Firefighters willing to postpone pay hike to head-off city layoffs

The overwhelming Prop B vote to pay Houston Firefighters the same as Houston Police has triggered plans by Mayor Sylvester Turner to layoff as many as 1,000 city workers - a Draconian measure he says is necessary to fund the will of the people.

Today at City Hall, Councilman Dwight Boykins urged caution, saying firefighters have told him they are willing to preserve jobs by spreading their pay raise over three years in a new contract.

"If we are going to sit up here and lay them off because it's easy to do and we can negotiate terms to keep people employed, maybe we all need to step out of here," said Boykins adding, "'I'll be damned if I'm going let that happen on my watch! "

FOX 26 asked firefighter union president Marty Lancton if the proposal to spread out the voter-approved pay hike was legitimate.

Lancton says it's very much on the table, citing his November 8th letter to Mayor Turner calling for a renewal of negotiations.

"This is about an implementation of Proposition B that's best for everybody and we call upon the elected officials and we call upon this mayor to put the divisive politics of public safety behind us," said Lancton.

Meantime, the Houston Black Fire Fighters Association is sending the mayor their own letter contending his cost-saving proposal to reduce from four to three the number of firefighter shifts would violate a consent decree issued in 1993 to settle a federal lawsuit alleging decades of discrimination against minority members of the department seeking promotion.

"From four shifts to three shifts would be detrimental to the hiring of minorities, the promotion of minorities in the Houston Fire Department, male, female, Asian, Hispanic. We are all still minorities in this city and attempting to go back to that, out of spite, would not be good for the citizens," said Delance Shaw, President of HBFFA.

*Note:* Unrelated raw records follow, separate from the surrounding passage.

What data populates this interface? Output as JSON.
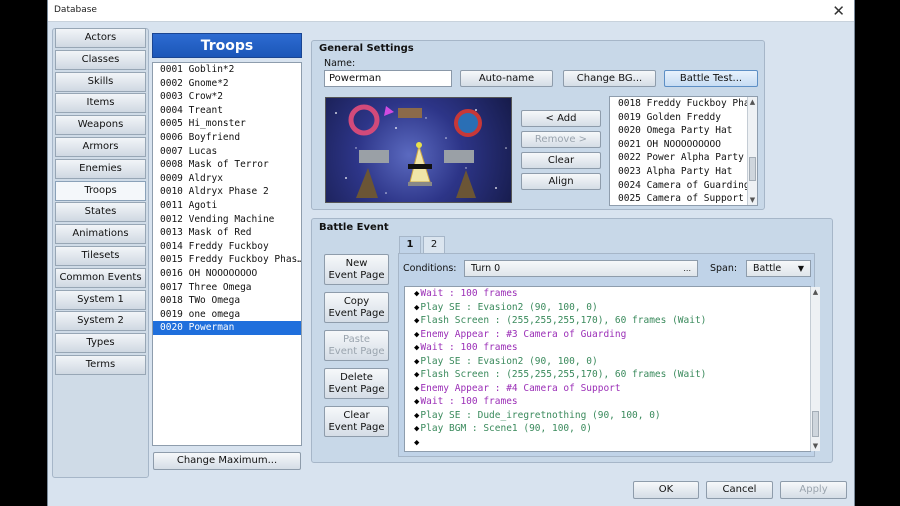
{
  "window": {
    "title": "Database",
    "close_glyph": "✕"
  },
  "nav": {
    "items": [
      "Actors",
      "Classes",
      "Skills",
      "Items",
      "Weapons",
      "Armors",
      "Enemies",
      "Troops",
      "States",
      "Animations",
      "Tilesets",
      "Common Events",
      "System 1",
      "System 2",
      "Types",
      "Terms"
    ],
    "active": "Troops"
  },
  "troops": {
    "header": "Troops",
    "items": [
      "0001 Goblin*2",
      "0002 Gnome*2",
      "0003 Crow*2",
      "0004 Treant",
      "0005 Hi_monster",
      "0006 Boyfriend",
      "0007 Lucas",
      "0008 Mask of Terror",
      "0009 Aldryx",
      "0010 Aldryx Phase 2",
      "0011 Agoti",
      "0012 Vending Machine",
      "0013 Mask of Red",
      "0014 Freddy Fuckboy",
      "0015 Freddy Fuckboy Phas…",
      "0016 OH NOOOOOOOO",
      "0017 Three Omega",
      "0018 TWo Omega",
      "0019 one omega",
      "0020 Powerman"
    ],
    "selected_index": 19,
    "change_max_label": "Change Maximum..."
  },
  "general": {
    "title": "General Settings",
    "name_label": "Name:",
    "name_value": "Powerman",
    "autoname_label": "Auto-name",
    "change_bg_label": "Change BG...",
    "battle_test_label": "Battle Test...",
    "add_label": "< Add",
    "remove_label": "Remove >",
    "clear_label": "Clear",
    "align_label": "Align",
    "members": [
      "0018 Freddy Fuckboy Phas…",
      "0019 Golden Freddy",
      "0020 Omega Party Hat",
      "0021 OH NOOOOOOOOO",
      "0022 Power Alpha Party Hat",
      "0023 Alpha Party Hat",
      "0024 Camera of Guarding",
      "0025 Camera of Support"
    ]
  },
  "battle_event": {
    "title": "Battle Event",
    "tabs": [
      "1",
      "2"
    ],
    "active_tab": "1",
    "new_page": "New\nEvent Page",
    "copy_page": "Copy\nEvent Page",
    "paste_page": "Paste\nEvent Page",
    "delete_page": "Delete\nEvent Page",
    "clear_page": "Clear\nEvent Page",
    "conditions_label": "Conditions:",
    "conditions_value": "Turn 0",
    "conditions_more": "...",
    "span_label": "Span:",
    "span_value": "Battle",
    "commands": [
      {
        "color": "purple",
        "text": "Wait : 100 frames"
      },
      {
        "color": "green",
        "text": "Play SE : Evasion2 (90, 100, 0)"
      },
      {
        "color": "green",
        "text": "Flash Screen : (255,255,255,170), 60 frames (Wait)"
      },
      {
        "color": "purple",
        "text": "Enemy Appear : #3 Camera of Guarding"
      },
      {
        "color": "purple",
        "text": "Wait : 100 frames"
      },
      {
        "color": "green",
        "text": "Play SE : Evasion2 (90, 100, 0)"
      },
      {
        "color": "green",
        "text": "Flash Screen : (255,255,255,170), 60 frames (Wait)"
      },
      {
        "color": "purple",
        "text": "Enemy Appear : #4 Camera of Support"
      },
      {
        "color": "purple",
        "text": "Wait : 100 frames"
      },
      {
        "color": "green",
        "text": "Play SE : Dude_iregretnothing (90, 100, 0)"
      },
      {
        "color": "green",
        "text": "Play BGM : Scene1 (90, 100, 0)"
      },
      {
        "color": "black",
        "text": ""
      }
    ]
  },
  "footer": {
    "ok": "OK",
    "cancel": "Cancel",
    "apply": "Apply"
  },
  "colors": {
    "accent": "#1f6fdc",
    "event_purple": "#9b2fb7",
    "event_green": "#3a8a5c"
  }
}
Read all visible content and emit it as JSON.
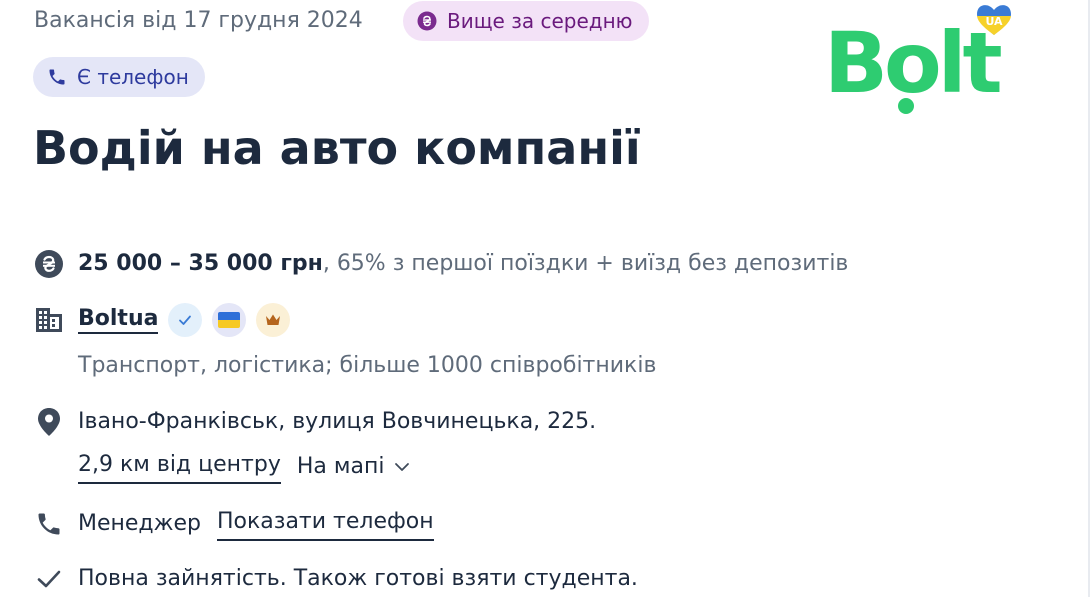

Former City Attorney Dave Feldman appeared before council to tell members the Charter Amendment approved by voters with Proposition B places no restrictions on the actual implementation of "pay parity". Feldman also said as a matter of state law, it's his belief that a new collective bargaining agreement between the city and firefighters would supersede the Charter Amendment approved at the ballot box.

Mayor Turner is traveling overseas on city business and was not present in council chambers to respond to the call for new negotiations with firefighters.

A spokesperson for the mayor says the city has yet to receive the letter from the Houston Black Fire Fighters Association and will have to review the legal ramifications of the consent decree if and when the letter arrives.

Concerning the issue of whether a new collective bargaining agreement would prevail over a local ordinance or ballot initiative the Mayor’s office submitted a previously issued statement which reads in part, “Subject to further review by outside counsel, the city believes that the charter amendment is preempted by state law, which prescribes the exclusive process for establishing pay for classified firefighters.”